No. I come from a family that loves racing. As a child I went to many Formula One races with my father. Becoming a driver was out of the question, but working in the automotive industry was a realistic possibility. Because the big manufacturers are based in Germany, it made sense to do a semester abroad at the Karlsruhe Institute for Technology. But Porsche was always like an unattainable dream.

But now your dream has come true. What was your first day like?

On the first day I felt a little lost. I wasn’t even familiar with the site because my interview had been by phone. My team leader wasn’t there, so another intern picked me up, and as luck would have it, he was a member of another Formula Student team. I was happy to know someone, and he showed me around a lot. My department also gave me a warm welcome right away.

What is special about being an intern at Porsche?

You’re a real member of the team here as an intern, you’re not just standing around at the copy machine. I attend meetings, and have been allowed to drive on the test course and also in the climatic wind tunnel. I’ve even been able to work on the Taycan. Porsche offers me the perfect combination of conventional automotive industry and motorsports: you’re building cars for the road as well as sports cars. In addition, the company organizes regular gatherings for all the interns, and we also meet a lot on our own to talk. We’re like a little family.

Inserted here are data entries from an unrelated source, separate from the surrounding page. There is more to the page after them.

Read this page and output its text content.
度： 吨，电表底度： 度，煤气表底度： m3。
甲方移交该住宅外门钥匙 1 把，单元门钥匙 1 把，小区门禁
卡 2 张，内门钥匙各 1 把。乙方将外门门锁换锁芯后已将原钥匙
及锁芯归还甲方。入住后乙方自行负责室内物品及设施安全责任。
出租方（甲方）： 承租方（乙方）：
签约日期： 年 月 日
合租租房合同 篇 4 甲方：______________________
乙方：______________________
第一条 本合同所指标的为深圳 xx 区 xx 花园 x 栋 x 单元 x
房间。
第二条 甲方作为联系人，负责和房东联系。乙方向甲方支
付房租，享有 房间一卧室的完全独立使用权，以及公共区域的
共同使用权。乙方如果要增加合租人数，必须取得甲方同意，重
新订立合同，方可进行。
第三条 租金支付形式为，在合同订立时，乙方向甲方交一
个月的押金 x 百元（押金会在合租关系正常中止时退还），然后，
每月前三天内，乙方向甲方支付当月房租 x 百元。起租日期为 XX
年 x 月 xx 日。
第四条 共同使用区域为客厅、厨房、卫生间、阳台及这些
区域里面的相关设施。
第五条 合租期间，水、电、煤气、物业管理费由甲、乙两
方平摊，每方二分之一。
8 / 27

In your case, not only is the work new but also the country and the people. How different is it from your life in Spain?

Very different. I have some problems with the weather—even on warm days, the mornings feel really cold. And I miss the ocean. A lake is not the same thing. The rhythm of daily life is also very different. In Spain it would be unthinkable to start work at 6:30 in the morning. The lunch break is much shorter, and the food is different. Here people eat a lot of meat and sauces.

What do you like about Germany?

The people are open, and I feel welcomed. And I like käsespätzle (a cheesy noodle dish) and maultaschen (ravioli).

Alejandro Sarró

Spaniard Alejandro Sarró (23) started learning German in 2016. Just for fun, he says. At the time he didn’t know that he would be living in Germany and working for Porsche three years later.